|
Development of High-Order DDM Sensitivity Analysis for Particulate Matter in Multidimensinal Air Quality Models
WENXIAN ZHANG (1), Shannon Capps (2), Athanasios Nenes (3), Armistead Russell (4)
(1) (2) (3) (4) Georgia Institute of Technology
Abstract Number: 413
Last modified: May 12, 2010
Preference: Poster Presentation
Working Group: Aerosol Chemistry
Abstract
The decoupled direct method (DDM) sensitivity analysis is an approach to efficiently quantify the impacts of model inputs and parameters on simulated pollutant concentrations. For example, DDM can be used to conduct emission source impact analysis. In the past decade, this approach has been applied to evaluate emission control strategies and has been implemented in air quality models to compute first- and second-order gas sensitivities as well as first-order aerosol sensitivities.

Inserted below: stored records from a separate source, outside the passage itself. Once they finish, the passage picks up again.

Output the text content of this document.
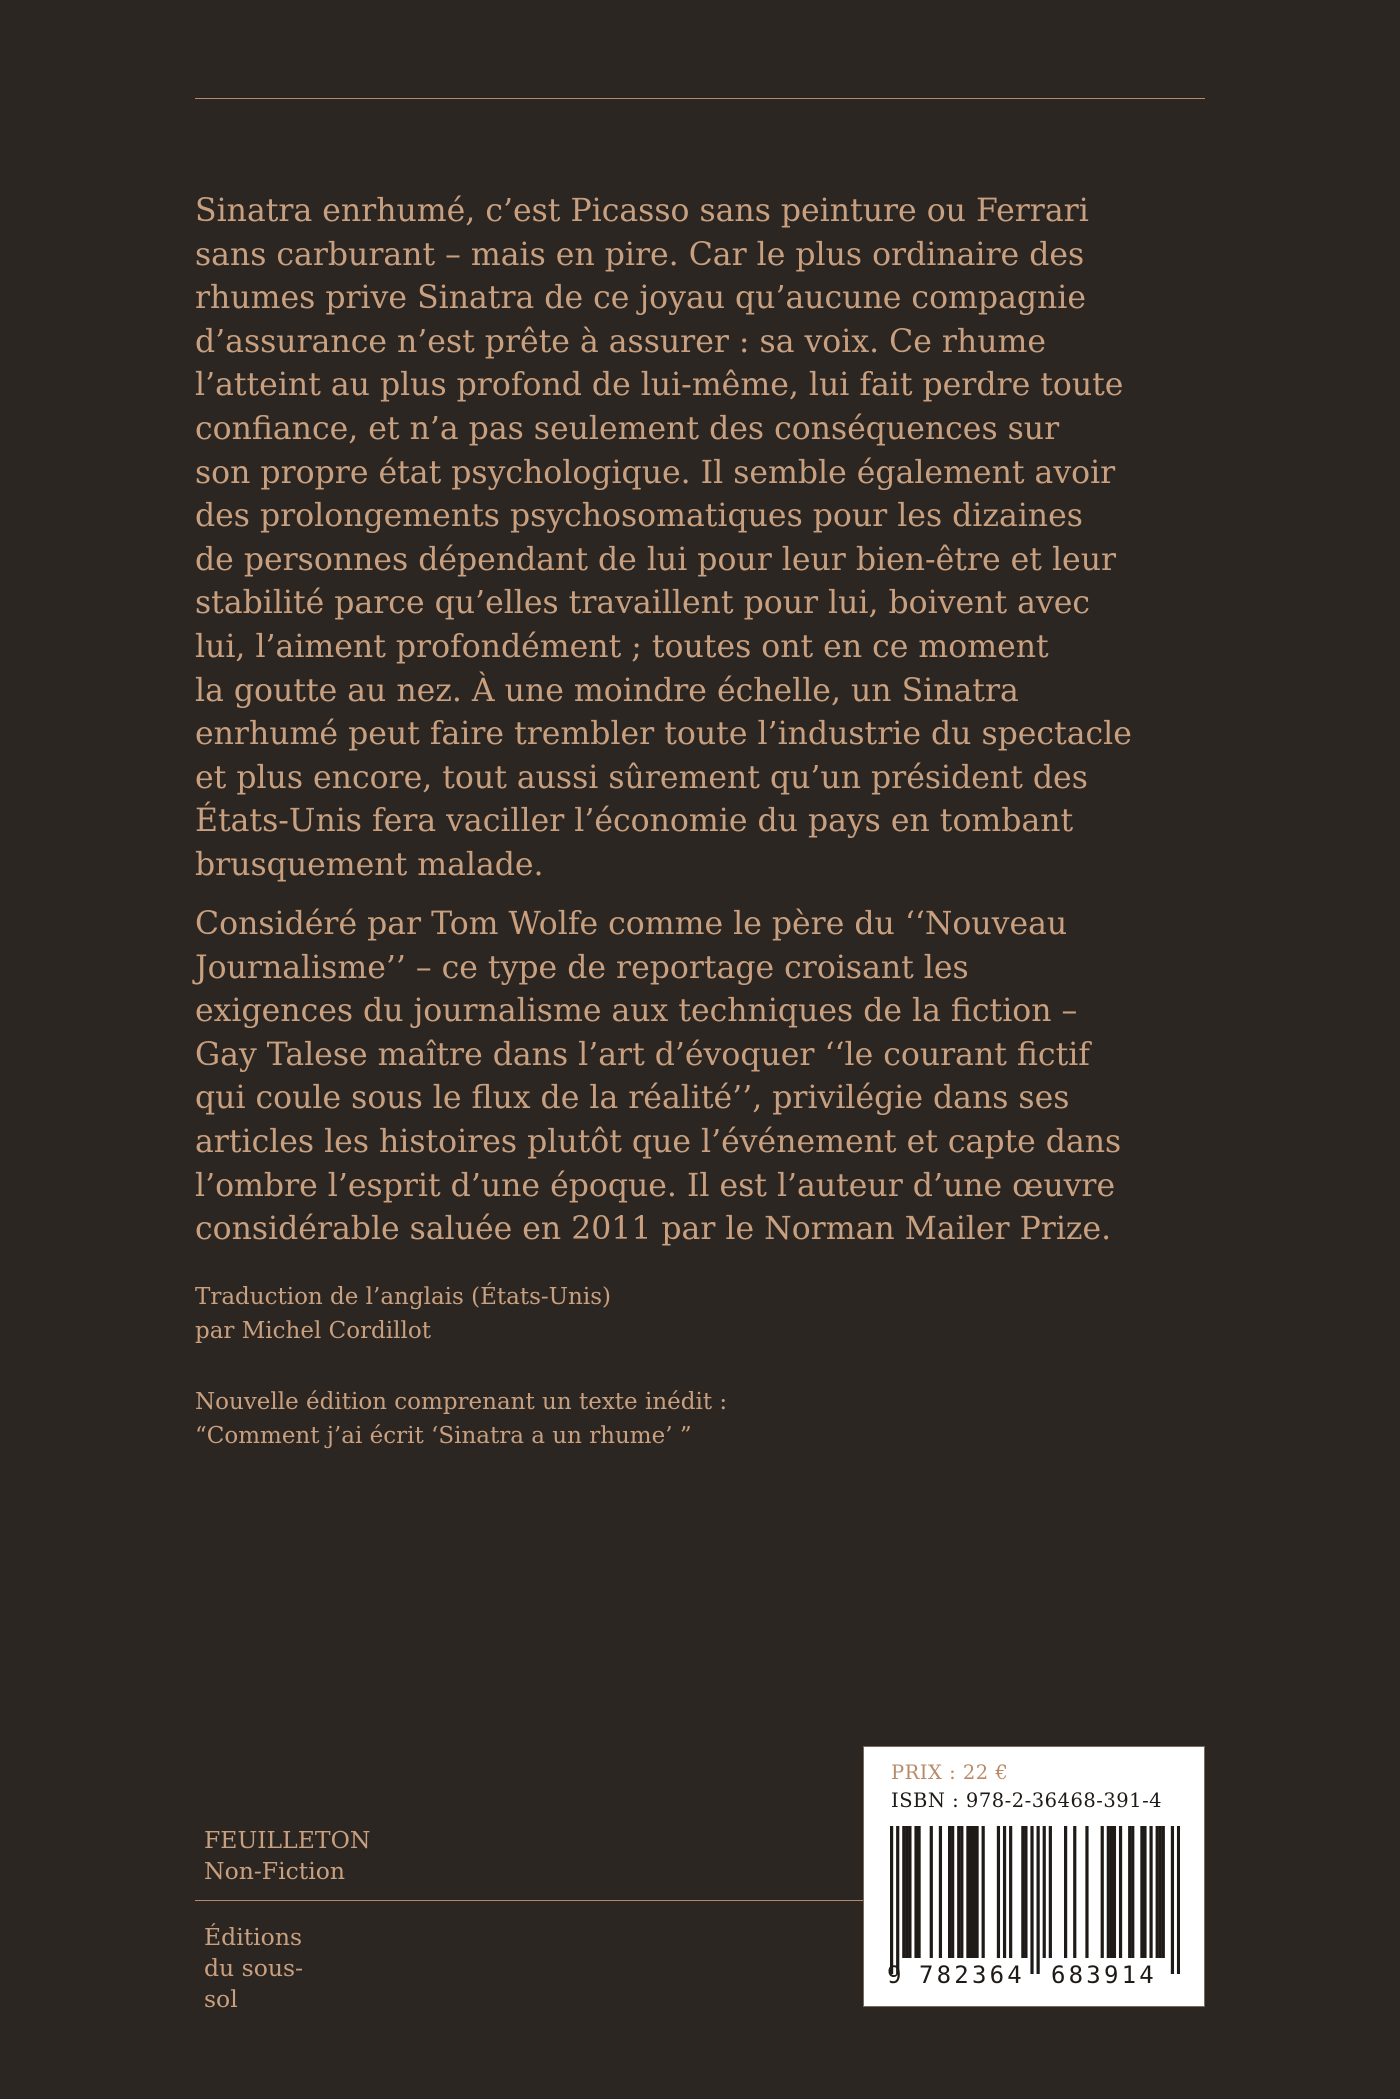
Sinatra enrhumé, c’est Picasso sans peinture ou Ferrari
sans carburant – mais en pire. Car le plus ordinaire des
rhumes prive Sinatra de ce joyau qu’aucune compagnie
d’assurance n’est prête à assurer : sa voix. Ce rhume
l’atteint au plus profond de lui-même, lui fait perdre toute
confiance, et n’a pas seulement des conséquences sur
son propre état psychologique. Il semble également avoir
des prolongements psychosomatiques pour les dizaines
de personnes dépendant de lui pour leur bien-être et leur
stabilité parce qu’elles travaillent pour lui, boivent avec
lui, l’aiment profondément ; toutes ont en ce moment
la goutte au nez. À une moindre échelle, un Sinatra
enrhumé peut faire trembler toute l’industrie du spectacle
et plus encore, tout aussi sûrement qu’un président des
États-Unis fera vaciller l’économie du pays en tombant
brusquement malade.

Considéré par Tom Wolfe comme le père du ‘‘Nouveau
Journalisme’’ – ce type de reportage croisant les
exigences du journalisme aux techniques de la fiction –
Gay Talese maître dans l’art d’évoquer ‘‘le courant fictif
qui coule sous le flux de la réalité’’, privilégie dans ses
articles les histoires plutôt que l’événement et capte dans
l’ombre l’esprit d’une époque. Il est l’auteur d’une œuvre
considérable saluée en 2011 par le Norman Mailer Prize.

Traduction de l’anglais (États-Unis)
par Michel Cordillot

Nouvelle édition comprenant un texte inédit :
“Comment j’ai écrit ‘Sinatra a un rhume’ ”

FEUILLETON
Non-Fiction

Éditions
du sous-
sol

PRIX : 22 €
ISBN : 978-2-36468-391-4
9 782364 683914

The formation of secondary aerosol undergoes complicated chemical and physical processes (e.g., thermodynamic equilibrium reactions; aqueous-phase oxidation of precursor gases), so the responses of aerosol concentrations to source emissions cannot be completely captured by first order sensitivity. In order to improve the prediction of model responses of particulate matter (PM) to emissions, this work has implemented high-order DDM sensitivity analysis of particulate matter (HO-DDM/PM) in the Community Multiscale Air Quality (CMAQ) model.
This new implementation has been tested using a week-long winter episode over the US. Results compare well with the traditional brute force sensitivities, and DDM performs better in locations where the brute force results are demonstrably inaccurate. The magnitude of second-order PM sensitivities typically are small compared to first-order ones, but do elucidate the non-linearities of the system. Both sulfate and nitrate aerosols show noticeable non-linear responses to their precursors (e.g., sulfate to NOx, nitrate to SOx). A detailed source apportionment of PM is performed based on HO-DDM/PM.